Une nécessaire restructuration du réseau des points VisioRDV

  • La disparité d’usage entre les points d’accueil pose néanmoins la question de l’avenir de certains points d’accueil. En effet, le manque d’usage et la frustration de certains agents peut donner une mauvaise visibilité et publicité au dispositif.
  • Selon nous, il est nécessaire, soit de renforcer l’accompagnement auprès des points d’accueil ayant du mal à mettre en route l’usage du dispositif, soit d’enlever le dispositif. Il ne s’agit en aucun cas d’une « punition » mais cela marque le constat d’une expérimentation qu’il n’est pas nécessaire ou utile de continuer sur certains sites. De plus la question de la forte proximité entre certains points d’accueil, pose la question de la pertinence de revoir le maillage territorial actuel (initialement basé sur le volontariat des structures).

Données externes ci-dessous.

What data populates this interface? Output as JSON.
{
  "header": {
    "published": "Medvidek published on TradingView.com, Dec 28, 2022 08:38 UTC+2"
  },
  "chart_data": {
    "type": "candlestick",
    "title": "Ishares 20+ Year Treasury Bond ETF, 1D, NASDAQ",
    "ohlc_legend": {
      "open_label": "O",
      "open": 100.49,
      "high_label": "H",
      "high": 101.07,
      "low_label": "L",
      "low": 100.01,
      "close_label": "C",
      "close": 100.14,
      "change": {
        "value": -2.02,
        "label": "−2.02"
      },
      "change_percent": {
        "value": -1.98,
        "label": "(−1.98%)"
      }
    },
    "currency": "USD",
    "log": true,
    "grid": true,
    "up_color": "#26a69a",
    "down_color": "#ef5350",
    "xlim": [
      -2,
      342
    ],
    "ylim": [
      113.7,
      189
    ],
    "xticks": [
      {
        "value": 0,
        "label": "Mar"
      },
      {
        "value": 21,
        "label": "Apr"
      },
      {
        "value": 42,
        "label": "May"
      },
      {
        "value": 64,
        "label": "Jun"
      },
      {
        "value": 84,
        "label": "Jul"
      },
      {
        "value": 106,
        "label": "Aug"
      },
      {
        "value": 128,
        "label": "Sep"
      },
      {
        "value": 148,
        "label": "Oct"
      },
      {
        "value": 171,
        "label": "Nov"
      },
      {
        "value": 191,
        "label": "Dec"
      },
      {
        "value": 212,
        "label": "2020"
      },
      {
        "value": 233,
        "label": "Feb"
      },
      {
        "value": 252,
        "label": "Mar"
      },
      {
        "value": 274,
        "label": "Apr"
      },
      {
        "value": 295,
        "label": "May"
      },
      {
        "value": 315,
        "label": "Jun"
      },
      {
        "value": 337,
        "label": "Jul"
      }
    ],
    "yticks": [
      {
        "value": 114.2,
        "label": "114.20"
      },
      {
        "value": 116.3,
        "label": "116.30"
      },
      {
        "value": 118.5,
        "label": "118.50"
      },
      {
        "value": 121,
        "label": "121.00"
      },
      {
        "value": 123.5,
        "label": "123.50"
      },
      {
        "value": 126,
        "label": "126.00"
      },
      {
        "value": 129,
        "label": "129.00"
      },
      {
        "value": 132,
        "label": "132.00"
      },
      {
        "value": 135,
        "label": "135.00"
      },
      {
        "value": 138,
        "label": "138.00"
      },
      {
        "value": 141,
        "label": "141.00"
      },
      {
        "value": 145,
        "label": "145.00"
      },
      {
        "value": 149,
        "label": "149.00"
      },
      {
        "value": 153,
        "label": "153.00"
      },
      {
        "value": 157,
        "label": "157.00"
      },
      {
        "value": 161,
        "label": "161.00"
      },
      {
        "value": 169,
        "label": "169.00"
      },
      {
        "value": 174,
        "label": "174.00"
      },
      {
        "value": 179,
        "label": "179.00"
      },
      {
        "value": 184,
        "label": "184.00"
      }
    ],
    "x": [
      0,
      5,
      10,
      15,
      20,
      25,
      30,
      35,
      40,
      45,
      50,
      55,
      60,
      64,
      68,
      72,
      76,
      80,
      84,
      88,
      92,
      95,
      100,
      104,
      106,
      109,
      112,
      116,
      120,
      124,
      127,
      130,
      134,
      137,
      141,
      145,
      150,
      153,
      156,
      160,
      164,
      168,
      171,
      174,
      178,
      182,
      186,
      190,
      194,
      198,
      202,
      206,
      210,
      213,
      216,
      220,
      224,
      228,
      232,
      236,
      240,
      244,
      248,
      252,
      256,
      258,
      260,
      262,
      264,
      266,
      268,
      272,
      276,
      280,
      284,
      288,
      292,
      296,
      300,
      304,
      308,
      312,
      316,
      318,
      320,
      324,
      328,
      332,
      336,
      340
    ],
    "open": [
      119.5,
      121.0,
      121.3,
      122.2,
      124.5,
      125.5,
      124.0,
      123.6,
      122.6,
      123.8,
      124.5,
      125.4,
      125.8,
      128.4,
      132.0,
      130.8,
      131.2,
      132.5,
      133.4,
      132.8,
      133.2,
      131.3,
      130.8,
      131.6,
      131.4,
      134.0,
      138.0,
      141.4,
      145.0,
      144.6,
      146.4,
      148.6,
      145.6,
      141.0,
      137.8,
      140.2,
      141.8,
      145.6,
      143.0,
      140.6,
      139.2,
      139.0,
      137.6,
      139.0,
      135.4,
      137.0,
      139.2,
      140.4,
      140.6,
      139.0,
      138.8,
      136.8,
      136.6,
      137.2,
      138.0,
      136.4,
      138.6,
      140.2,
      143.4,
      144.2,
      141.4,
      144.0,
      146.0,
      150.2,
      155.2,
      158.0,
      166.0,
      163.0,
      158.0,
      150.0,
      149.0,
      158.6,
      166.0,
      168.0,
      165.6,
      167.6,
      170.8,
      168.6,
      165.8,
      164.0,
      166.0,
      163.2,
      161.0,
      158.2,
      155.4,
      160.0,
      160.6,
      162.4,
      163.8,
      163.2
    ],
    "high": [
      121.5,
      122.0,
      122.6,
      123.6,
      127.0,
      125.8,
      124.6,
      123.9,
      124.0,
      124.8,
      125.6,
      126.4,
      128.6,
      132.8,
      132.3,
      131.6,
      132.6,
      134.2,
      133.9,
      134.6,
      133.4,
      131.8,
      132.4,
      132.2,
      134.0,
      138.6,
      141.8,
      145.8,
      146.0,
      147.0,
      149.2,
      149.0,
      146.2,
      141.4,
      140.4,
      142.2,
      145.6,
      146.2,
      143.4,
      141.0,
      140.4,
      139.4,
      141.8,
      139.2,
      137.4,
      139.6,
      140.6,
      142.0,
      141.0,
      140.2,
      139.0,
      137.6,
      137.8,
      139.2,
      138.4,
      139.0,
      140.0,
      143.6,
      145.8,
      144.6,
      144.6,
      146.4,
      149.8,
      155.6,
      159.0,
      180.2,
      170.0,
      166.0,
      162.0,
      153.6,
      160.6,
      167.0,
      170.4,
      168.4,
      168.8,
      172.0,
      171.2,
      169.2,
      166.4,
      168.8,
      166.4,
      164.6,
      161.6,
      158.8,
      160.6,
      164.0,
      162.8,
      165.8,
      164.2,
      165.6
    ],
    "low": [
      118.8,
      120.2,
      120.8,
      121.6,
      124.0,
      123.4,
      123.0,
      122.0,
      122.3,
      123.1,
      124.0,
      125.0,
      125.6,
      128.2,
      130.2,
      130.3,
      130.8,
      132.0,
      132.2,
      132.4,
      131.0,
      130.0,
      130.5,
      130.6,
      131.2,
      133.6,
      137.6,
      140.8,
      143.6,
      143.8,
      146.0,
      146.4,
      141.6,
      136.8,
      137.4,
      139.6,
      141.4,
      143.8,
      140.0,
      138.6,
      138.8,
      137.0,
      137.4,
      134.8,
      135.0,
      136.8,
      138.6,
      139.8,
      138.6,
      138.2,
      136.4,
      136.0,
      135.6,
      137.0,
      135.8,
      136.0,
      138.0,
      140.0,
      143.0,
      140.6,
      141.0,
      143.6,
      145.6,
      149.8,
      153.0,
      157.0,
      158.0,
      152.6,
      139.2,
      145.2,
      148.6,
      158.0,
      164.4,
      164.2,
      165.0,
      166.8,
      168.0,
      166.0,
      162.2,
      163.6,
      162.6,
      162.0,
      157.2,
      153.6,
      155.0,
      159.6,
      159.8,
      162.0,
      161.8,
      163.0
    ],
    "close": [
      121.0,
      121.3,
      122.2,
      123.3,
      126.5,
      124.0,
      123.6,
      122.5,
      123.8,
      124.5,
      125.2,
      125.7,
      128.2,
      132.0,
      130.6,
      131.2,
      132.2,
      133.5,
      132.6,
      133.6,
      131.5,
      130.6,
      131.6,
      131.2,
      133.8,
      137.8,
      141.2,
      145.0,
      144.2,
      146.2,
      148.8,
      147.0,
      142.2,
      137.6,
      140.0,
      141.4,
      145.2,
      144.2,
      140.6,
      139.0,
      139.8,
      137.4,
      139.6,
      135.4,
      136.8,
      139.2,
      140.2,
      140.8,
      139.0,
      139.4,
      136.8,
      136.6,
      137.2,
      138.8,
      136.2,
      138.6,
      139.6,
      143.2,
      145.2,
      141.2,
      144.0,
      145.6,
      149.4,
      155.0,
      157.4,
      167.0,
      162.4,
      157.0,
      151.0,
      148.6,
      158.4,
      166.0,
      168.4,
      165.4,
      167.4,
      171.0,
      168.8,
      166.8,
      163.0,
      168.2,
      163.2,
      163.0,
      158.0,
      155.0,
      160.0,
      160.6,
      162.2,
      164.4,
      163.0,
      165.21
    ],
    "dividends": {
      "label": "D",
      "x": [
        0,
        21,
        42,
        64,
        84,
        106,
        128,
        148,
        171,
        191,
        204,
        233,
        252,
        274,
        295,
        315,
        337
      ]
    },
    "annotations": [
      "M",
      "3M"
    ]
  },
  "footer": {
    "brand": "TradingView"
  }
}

Un accompagnement des services à la prise de rendez-vous

  • Il semble nécessaire, au vu des retours des points d’accueil et des services d’appuyer des derniers dans leur démarche de prises de rendez-vous en visio (notamment pour les services considérés comme « prioritaires » par le points d’accueil) et de les faire dépasser les problématiques repérées (souvent liée à une simple culture interne).
  • Certains services (comme certains points d’accueil) avouent d’eux mêmes ne pas proposer et/ou nécessiter de rendez-vous avec le public (y compris par téléphone ou en physique) : la question se pose là aussi de la sortie du dispositif pour clarifier l’offre à destination des points d’accueil et du grand public. Il apparait par ailleurs que tous les services ne sont pas adaptés à la visio (tels que par exemple l’instruction de dossier qui se fait principalement par mail et téléphone, le suivi de personne nécessitant un fort volet social pour lequel une rencontre physique demeure nécessaire) et pourraient donc ne pas être inclus dans le dispositif.
  • Globalement, les points d’accueil et les services sont volontaires vis à vis du dispositif et notent son intérêt, notamment dans ce type de territoire, rural et de montagne, où les déplacements restent compliqués.
  • Malgré tout, ils notent la relative absence de connaissance du dispositif par les usagers eux-mêmes, qui ne sont pas actifs dans la demande de rendez-vous en visio. Même si le dispositif leur est présenté, cette nouvelle forme de prise de rendez-vous ne les attire pas toujours. Quelle communication à grande échelle permettrait de valoriser le dispositif auprès du grand public ?

Conclusion

Le bilan du dispositif Visio RDV porté par le Département des Hautes-Alpes est positif et exemplaire par :

  • Le développement technique d’une solution de logiciel permettant la mise en relation de plusieurs points d’accueil et services sur un même territoire.
  • L’utilisation de matériel « classique », peu couteux et de modalités de connexions standards qui permet un déploiement de qualité à un tarif abordable pour les points d’accueil et avec un coût d’investissement nul pour les services (l’application pouvant être installé sur les ordinateurs des agents).
  • La spécificité du portage unique par le Département d’une solution visio-guichet qui permet une mise en relation mutualisée des offres et des demandes de rendez vous entre les points d’accueil et les services (et évite ainsi l’éparpillement des initiatives des opérateurs ou points d’accueil)
  • L’animation du dispositif par une mise en réseau et une meilleure interconnaissance des partenaires entre eux (points d’accueil et services), permettant un usage efficace et complémentaire du dispositif.
  • Une formation des agents des services et des points d’accueil à l’usage et la communication du dispositif auprès de ses usagers

Selon nous, ces cinq volets sont indispensables pour assurer la mise en place d’un tel dispositif à grande échelle pour assurer la cohérence, la prise en main et la bonne acceptation d’une évolution des usages dans une société qui tend de plus en plus au 100 % numérique.